MEME adjusts for the biases in letters and groups of letters using the background model that you provide. A 1-order model (made using fasta-get-markov) adjusts for dimer biases (like GC).
DREME does not use a background model, and normalization depends on the control dataset it is provide with.
MEME-ChIP uses fasta-shuffle-letters with -kmer 2, preserving dimer frequencies. You could try manually creating a -kmer 3 (or higher) set of shuffled sequences, and rerunning DREME with them. Refer to the "Program Information" section of your MEME-ChIP output to see how you would do this.
Tips for using MEME with ChIP-seq data: Ref
When there are 1000s of peaks, MEME can find the main motif easily in just a subsample of the peaks. There is not much to be gained by including more than 1000 peaks, and MEME run time will increase greatly.
As of MEME release 4.4.0 patch 1 the MEME distribution contains a perl script called fasta-subsample.
This perl script lets you select the number of sequences you want in your new file.
Keep the number of sequences under 1000 for reasonable MEME run times.

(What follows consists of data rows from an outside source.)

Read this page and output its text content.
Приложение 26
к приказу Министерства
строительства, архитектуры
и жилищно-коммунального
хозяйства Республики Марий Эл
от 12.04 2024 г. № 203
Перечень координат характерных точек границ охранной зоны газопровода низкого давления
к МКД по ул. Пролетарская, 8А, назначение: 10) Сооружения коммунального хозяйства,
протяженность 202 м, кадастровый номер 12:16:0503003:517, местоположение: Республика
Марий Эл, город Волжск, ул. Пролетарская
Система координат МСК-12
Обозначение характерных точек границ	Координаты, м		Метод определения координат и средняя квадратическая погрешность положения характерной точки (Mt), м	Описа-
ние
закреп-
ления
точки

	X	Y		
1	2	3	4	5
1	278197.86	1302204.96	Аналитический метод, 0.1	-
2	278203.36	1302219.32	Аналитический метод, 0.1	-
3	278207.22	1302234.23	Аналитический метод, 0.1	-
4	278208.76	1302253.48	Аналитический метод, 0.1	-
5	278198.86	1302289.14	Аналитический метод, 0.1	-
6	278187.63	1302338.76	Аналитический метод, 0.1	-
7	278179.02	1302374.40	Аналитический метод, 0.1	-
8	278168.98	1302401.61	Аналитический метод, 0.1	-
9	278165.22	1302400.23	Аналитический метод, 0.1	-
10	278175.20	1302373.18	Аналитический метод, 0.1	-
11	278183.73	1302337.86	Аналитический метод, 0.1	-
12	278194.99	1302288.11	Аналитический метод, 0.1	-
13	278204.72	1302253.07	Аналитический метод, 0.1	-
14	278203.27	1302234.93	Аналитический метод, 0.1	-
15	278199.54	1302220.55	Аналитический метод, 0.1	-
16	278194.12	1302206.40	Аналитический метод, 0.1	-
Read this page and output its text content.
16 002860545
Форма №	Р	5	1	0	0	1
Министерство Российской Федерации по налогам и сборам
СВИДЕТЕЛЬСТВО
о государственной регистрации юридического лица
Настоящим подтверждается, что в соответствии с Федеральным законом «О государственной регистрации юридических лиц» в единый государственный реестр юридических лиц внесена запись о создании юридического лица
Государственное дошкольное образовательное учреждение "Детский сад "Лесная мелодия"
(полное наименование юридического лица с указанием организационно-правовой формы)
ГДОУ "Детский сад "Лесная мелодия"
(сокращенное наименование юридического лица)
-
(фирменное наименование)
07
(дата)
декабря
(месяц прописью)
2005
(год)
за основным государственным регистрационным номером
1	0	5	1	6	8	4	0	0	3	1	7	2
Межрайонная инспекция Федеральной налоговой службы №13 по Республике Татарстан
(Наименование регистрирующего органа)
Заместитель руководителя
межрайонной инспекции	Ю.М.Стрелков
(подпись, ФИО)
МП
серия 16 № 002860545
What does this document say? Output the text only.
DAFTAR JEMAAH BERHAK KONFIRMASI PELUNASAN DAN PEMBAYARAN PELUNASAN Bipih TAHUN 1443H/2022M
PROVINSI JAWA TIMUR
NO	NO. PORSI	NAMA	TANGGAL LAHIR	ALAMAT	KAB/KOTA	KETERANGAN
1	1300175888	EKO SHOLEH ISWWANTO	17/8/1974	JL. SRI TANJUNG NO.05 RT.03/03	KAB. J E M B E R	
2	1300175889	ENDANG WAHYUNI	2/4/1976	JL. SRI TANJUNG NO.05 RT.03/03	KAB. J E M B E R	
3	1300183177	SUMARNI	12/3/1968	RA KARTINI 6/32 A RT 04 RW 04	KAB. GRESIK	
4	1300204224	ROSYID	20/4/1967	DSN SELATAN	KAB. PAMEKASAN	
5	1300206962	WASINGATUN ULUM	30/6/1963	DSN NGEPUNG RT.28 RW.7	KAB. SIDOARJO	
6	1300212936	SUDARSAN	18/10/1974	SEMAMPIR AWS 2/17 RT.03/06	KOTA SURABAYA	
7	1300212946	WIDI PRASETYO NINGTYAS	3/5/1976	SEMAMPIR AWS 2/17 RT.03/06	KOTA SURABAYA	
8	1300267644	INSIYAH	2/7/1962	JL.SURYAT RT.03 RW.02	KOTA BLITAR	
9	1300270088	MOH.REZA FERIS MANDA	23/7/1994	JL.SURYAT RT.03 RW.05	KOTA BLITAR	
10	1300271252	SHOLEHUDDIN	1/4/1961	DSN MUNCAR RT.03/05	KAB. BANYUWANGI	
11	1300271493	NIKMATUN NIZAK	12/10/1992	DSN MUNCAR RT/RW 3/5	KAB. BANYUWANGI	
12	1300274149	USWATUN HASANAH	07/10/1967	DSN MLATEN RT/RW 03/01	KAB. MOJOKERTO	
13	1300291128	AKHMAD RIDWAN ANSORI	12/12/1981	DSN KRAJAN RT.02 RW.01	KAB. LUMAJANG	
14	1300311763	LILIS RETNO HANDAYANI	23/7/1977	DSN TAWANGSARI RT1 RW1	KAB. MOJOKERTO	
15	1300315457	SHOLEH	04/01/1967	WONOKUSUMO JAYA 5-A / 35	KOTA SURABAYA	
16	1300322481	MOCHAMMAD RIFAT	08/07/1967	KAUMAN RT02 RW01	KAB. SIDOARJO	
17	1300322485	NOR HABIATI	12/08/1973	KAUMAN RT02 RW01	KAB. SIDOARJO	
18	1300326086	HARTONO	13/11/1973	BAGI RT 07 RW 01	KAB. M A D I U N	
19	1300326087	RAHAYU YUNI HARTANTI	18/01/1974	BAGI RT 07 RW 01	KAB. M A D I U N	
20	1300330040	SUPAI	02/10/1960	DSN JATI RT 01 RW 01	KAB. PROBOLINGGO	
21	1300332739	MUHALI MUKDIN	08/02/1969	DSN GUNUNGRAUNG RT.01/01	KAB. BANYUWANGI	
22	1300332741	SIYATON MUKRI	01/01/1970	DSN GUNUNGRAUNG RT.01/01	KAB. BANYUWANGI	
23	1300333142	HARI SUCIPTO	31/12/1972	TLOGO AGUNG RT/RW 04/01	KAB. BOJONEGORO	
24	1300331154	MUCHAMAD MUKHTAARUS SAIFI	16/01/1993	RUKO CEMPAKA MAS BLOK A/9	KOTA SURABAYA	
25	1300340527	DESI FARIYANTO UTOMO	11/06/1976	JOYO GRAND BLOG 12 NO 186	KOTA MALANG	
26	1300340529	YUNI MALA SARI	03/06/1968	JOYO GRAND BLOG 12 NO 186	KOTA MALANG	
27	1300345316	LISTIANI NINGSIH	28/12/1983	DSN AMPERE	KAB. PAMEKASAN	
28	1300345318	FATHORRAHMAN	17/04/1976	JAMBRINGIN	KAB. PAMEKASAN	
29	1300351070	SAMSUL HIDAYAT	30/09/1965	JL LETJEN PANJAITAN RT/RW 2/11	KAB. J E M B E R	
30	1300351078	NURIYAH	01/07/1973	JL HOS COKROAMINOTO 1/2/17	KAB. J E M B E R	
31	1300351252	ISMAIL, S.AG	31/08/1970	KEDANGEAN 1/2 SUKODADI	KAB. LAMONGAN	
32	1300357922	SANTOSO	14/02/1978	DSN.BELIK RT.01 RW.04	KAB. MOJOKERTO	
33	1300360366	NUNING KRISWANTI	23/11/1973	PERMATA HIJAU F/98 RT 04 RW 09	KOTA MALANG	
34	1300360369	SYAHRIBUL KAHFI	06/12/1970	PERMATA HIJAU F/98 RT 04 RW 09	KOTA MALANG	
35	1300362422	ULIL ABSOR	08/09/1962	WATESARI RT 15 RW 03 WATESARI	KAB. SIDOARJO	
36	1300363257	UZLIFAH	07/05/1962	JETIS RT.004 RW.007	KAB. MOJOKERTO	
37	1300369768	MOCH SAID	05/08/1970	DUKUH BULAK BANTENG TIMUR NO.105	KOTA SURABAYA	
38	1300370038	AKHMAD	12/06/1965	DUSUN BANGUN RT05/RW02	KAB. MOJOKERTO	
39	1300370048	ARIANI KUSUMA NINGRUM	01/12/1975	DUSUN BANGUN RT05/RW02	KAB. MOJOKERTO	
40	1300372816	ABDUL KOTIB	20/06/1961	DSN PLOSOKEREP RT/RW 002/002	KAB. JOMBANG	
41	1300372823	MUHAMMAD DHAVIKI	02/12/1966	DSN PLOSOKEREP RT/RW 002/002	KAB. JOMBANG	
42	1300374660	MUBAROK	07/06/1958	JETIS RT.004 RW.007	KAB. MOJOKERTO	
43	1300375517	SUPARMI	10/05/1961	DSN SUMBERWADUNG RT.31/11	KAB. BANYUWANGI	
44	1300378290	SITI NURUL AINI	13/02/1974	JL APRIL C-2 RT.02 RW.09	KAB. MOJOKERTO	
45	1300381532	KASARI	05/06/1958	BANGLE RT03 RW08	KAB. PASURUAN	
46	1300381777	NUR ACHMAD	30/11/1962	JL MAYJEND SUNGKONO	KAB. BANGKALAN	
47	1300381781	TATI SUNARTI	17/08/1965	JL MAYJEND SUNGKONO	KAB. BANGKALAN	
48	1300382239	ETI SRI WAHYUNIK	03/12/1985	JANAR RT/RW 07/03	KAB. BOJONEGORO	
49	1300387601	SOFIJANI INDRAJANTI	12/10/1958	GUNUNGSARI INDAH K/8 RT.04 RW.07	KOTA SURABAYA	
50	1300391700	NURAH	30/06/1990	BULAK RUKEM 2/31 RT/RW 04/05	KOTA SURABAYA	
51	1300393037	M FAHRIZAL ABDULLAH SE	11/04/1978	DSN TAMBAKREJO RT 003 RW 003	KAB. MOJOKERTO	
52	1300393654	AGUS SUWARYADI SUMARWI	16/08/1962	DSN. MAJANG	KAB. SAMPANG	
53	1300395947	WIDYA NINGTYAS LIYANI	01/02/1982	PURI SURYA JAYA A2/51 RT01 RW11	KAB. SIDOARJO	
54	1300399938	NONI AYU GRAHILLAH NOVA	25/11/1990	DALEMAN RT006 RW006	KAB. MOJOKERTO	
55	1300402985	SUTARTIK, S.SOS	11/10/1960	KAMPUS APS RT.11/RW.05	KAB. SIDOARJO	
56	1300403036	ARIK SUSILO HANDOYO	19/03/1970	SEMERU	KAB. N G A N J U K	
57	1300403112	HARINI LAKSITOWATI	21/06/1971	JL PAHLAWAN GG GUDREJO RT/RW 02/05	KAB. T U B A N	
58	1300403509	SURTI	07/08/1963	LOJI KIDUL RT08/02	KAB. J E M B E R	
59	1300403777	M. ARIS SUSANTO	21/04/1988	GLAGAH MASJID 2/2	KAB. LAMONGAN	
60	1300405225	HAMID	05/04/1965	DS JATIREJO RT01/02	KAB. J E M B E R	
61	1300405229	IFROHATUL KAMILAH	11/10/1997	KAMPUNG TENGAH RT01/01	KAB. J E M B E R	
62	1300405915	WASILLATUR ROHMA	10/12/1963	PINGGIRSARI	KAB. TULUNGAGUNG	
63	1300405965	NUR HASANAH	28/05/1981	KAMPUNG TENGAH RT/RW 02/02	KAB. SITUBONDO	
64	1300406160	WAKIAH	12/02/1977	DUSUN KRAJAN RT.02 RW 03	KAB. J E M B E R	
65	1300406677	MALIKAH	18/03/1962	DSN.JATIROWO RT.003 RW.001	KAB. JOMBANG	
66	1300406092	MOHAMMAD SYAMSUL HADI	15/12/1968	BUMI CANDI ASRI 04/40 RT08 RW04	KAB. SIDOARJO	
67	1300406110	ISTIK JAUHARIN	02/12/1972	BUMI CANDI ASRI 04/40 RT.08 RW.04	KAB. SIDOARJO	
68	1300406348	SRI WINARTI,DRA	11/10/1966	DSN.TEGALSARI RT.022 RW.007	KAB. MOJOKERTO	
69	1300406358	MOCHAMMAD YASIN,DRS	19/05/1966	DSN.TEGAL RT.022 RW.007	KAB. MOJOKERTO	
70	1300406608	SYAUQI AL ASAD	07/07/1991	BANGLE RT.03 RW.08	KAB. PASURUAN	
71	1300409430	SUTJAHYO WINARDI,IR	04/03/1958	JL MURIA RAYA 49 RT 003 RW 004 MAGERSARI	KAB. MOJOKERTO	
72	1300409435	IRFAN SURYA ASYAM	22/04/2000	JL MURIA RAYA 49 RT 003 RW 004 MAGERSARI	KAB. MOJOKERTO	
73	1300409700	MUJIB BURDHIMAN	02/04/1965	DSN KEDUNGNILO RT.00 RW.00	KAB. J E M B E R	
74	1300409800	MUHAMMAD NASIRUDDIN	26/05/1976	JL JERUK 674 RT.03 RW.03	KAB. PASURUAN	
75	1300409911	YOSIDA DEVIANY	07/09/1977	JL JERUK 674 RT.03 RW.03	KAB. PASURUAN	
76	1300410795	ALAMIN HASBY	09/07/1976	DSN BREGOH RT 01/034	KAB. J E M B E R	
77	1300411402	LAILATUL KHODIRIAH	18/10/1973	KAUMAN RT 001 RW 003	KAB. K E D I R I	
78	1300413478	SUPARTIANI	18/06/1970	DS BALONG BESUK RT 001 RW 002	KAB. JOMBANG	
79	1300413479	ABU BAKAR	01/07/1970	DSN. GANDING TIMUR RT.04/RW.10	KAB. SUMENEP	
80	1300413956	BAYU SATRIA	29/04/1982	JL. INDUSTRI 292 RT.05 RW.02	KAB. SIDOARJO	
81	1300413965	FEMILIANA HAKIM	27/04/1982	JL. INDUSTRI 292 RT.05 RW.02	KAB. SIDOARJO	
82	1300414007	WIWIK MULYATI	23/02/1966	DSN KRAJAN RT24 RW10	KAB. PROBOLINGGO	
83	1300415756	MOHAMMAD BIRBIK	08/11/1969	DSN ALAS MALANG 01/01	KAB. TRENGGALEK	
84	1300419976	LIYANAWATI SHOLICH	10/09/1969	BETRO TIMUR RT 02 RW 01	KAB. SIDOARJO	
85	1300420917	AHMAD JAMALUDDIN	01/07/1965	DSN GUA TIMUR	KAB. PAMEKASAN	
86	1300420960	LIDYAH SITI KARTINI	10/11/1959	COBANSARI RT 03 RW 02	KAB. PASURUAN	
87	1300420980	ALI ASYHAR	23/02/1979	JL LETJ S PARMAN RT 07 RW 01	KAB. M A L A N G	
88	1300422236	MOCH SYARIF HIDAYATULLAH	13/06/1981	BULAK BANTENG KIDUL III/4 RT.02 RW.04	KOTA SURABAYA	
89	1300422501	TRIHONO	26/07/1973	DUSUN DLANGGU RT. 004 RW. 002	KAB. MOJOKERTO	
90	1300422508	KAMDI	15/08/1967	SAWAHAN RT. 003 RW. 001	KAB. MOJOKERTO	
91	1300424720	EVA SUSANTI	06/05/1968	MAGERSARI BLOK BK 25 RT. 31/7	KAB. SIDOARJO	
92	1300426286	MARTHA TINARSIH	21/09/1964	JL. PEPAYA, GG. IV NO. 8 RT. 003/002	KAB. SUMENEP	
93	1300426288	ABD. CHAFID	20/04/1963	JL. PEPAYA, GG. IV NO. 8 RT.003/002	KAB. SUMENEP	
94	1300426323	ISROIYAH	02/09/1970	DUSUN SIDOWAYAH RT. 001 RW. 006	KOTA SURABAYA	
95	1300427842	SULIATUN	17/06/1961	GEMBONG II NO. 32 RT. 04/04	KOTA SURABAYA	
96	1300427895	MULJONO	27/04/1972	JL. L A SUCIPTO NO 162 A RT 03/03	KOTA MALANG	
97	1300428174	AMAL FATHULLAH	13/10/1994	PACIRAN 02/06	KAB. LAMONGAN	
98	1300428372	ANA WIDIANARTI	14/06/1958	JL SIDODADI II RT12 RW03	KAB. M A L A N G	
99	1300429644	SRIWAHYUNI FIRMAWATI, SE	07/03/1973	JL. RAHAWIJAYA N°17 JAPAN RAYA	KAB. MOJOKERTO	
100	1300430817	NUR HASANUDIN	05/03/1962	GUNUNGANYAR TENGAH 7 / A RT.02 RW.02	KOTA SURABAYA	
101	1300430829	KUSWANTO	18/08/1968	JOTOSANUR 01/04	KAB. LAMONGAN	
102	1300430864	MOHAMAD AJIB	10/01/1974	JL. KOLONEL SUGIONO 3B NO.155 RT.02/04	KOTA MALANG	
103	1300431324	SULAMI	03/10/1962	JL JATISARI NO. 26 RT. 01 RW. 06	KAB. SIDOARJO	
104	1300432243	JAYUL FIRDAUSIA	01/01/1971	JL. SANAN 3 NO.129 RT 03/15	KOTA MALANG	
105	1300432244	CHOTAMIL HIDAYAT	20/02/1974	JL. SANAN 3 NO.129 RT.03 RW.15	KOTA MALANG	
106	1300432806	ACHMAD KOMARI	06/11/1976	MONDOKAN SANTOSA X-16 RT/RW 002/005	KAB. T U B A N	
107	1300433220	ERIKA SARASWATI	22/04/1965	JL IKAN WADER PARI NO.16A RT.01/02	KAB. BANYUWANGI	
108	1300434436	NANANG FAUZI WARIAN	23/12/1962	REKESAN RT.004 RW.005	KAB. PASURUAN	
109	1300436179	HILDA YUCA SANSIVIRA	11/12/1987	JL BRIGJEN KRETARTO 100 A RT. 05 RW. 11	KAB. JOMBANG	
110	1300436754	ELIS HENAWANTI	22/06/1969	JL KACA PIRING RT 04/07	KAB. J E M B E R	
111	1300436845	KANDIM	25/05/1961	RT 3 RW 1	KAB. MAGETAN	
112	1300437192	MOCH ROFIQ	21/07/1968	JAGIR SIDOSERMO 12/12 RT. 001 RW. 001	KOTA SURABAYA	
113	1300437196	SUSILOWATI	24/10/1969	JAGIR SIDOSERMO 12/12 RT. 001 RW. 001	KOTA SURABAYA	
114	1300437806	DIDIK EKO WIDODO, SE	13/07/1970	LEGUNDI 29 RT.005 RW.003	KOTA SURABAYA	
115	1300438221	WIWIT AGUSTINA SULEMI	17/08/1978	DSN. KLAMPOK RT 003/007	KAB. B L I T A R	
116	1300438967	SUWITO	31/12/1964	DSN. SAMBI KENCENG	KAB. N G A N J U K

Also, if the total length of sequences is 100,000 expect run times of about 20 minutes per motif (DNA, -revcomp, ZOOPS).
A typical use would be:
fasta-subsample all_chip_seqs.fasta 500 -rest cv.fasta -seed 1 > meme.fasta
The ZOOPS model with the -revcomp switch is usually the best choice for running MEME on ChIP-seq data. The following command has worked well for us with ChIP-seq peak sequences:
meme meme.fasta -dna -revcomp -minw 5 -maxw 20
If you have an existing motif (ie from MEME, DREME or maybe a consensus sequence) and want to find other similar motifs then you should use Tomtom. Tomtom can take in a file of query motifs and compare them to multiple files containing potentially similar motifs. Unless you have hundreds of motifs to search then I recommend you use the website version as it can automatically create MEME style motifs to search with from consensus sequences (allowing for IUPAC codes) or frequency/count matrices.
If you have a motif that you want to find in a set of sequences then you should use FIMO. Note that you can't just scan a genome with a motif an expect that all sites you find are biologically active, because for most part chance matches will swamp the biologically relevant matches. This is a well known problem in searching for motifs, jokingly called "The Futility Theorem" ( Wasserman WW, Sandelin A. Applied bioinformatics for the identification of regulatory elements. Nat Rev Genet 2004;5:276-87.). Basically you will need to combine the motif with other sources of information.